Vous avez dit Big Bang?

Une analyse multidisciplinaire du modèle standard de la cosmologie scientifique moderne, communément appelée théorie du Big Bang

Dans l’allégorie de l’arbre, si le corpus scientifique est le tronc de la théorie, ses racines en sont le fondement et la genèse et son feuillage en est la philosophie afférente. Comme l’arbre, la connaissance fait un tout qu’on ne peut pas dépecer sans nuire à son intégrité.

Big Bang! Prononcé à la BBC en 1950, ce sarcasme de F. Hoyle visait à dénigrer la théorie cosmologique de son collègue de Cambridge, le belge G. Lemaître, qui impliquait un début à l’univers, une idée qui révulsait les cosmologistes britanniques. En fait ce big bang n’était qu’une réplique de celui, plus fondamental, de la théorie de la relativité générale d’Einstein publiée en 1915, dont les effets dévastateurs pour nos concepts de temps et d’espace trouvaient chez Lemaître une application magistrale!

L’objet de la cosmologie scientifique est de décrire l’univers dans sa globalité.
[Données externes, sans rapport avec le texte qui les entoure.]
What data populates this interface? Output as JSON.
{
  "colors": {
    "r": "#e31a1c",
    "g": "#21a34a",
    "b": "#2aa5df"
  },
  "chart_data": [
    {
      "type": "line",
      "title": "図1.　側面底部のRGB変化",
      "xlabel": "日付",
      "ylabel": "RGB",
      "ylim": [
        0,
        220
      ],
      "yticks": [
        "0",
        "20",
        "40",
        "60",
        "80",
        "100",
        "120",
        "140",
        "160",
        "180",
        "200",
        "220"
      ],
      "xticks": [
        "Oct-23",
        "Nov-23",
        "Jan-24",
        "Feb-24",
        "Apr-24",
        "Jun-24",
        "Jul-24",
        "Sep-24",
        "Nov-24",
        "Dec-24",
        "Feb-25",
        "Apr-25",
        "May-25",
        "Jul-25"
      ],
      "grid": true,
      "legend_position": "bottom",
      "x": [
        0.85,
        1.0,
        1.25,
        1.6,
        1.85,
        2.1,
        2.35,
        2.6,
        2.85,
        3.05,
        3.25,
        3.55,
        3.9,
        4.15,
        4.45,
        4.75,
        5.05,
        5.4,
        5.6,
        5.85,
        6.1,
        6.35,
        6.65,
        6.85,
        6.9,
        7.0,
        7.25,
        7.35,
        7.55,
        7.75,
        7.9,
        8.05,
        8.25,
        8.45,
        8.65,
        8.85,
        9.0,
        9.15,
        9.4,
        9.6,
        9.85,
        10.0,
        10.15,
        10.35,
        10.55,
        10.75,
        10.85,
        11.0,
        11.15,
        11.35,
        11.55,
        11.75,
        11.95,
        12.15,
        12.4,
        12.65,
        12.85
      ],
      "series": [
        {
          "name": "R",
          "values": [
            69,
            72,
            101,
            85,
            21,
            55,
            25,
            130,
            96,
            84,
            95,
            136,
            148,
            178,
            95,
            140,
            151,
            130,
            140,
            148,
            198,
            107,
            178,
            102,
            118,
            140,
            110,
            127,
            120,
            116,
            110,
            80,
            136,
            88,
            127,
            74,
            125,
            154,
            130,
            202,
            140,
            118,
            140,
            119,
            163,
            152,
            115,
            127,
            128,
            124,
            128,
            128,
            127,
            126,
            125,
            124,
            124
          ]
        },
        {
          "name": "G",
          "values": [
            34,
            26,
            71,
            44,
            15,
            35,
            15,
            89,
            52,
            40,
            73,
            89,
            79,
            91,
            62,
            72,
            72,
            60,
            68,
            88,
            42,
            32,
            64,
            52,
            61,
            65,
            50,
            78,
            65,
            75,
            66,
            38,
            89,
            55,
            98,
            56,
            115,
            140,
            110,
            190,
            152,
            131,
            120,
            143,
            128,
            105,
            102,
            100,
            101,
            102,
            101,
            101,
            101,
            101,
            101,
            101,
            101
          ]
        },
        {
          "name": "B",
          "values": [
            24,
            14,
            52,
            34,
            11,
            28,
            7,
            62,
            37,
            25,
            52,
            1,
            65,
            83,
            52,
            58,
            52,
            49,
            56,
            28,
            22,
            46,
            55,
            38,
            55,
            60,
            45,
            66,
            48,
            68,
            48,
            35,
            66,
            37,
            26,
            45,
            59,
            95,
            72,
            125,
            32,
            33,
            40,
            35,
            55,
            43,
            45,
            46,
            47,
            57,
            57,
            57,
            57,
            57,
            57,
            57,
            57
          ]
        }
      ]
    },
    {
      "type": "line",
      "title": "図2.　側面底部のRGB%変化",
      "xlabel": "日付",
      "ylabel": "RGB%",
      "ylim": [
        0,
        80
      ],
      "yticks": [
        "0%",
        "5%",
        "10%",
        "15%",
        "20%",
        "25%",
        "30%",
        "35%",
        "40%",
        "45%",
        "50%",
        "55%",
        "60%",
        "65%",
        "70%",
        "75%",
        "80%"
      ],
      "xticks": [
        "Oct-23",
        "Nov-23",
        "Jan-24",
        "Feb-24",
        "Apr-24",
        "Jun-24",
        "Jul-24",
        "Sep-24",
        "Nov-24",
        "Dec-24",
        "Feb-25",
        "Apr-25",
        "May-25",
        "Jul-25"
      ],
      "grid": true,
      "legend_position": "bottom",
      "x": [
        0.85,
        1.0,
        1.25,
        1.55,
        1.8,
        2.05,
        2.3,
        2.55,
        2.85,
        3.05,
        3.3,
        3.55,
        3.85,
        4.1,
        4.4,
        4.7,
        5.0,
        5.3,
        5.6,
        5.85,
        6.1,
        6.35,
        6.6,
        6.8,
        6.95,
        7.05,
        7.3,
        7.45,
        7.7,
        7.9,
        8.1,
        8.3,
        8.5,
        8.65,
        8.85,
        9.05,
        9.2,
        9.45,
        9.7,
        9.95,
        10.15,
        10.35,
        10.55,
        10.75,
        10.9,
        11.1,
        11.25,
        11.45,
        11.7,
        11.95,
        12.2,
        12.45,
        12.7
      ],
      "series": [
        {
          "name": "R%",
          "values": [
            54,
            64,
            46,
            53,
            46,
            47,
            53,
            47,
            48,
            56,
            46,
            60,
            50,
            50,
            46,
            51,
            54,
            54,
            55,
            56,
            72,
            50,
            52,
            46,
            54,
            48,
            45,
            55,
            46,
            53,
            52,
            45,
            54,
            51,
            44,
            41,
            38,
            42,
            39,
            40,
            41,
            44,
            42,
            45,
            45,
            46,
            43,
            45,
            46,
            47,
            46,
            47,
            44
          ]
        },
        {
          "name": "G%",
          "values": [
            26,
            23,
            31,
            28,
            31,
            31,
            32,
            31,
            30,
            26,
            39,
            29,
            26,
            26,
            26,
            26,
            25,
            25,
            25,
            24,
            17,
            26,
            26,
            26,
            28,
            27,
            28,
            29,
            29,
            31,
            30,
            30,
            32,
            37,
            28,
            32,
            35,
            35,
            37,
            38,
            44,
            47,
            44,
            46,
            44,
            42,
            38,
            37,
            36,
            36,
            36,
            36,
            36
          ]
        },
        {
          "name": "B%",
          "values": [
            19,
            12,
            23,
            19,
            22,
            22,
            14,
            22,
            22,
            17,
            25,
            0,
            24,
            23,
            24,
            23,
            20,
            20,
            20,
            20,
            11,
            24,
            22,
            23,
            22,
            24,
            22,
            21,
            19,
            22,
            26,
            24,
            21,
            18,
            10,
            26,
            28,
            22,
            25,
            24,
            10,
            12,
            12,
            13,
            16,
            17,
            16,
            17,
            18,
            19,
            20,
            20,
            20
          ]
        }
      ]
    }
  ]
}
Comme nous en faisons partie, et nous verrons par quel concours de circonstances improbable cela a été possible, la description de l’univers n’est pas sans poser de problèmes! C’est, un peu, comme demander à l’enfant à naître d’une femme enceinte de décrire sa mère !

Comme pour examiner les spécificités de cette cosmologie scientifique il faut la connaître, nous en exposerons la genèse chaotique illustrant les problèmes conceptuels auxquels les scientifiques ont été confrontés jusqu’à aboutir au récit en vigueur aujourd’hui, que nous exposerons. Cela nous permettra de fonder notre réflexion sur la nature de la connaissance et des limites.

Cette réflexion nous conduira, en se conformant strictement à l’équation d’Einstein qui décrit un espace-temps, c’est à dire un univers dans toute son extension spatiale et temporelle, à considérer qu’en fait l’univers n’a pas d’histoire mais qu’il est l’histoire.

Ceci remet en cause l’interprétation de la singularité de la solution par un big bang dont le caractère anthropomorphique, naissance et mort de l’univers, et newtonien, lieu et temps associés au Big Bang, montre combien il est difficile de se libérer de nos concepts de temps et d’espace indépendants supposés inhérents à notre concience, ce que la relativité denie.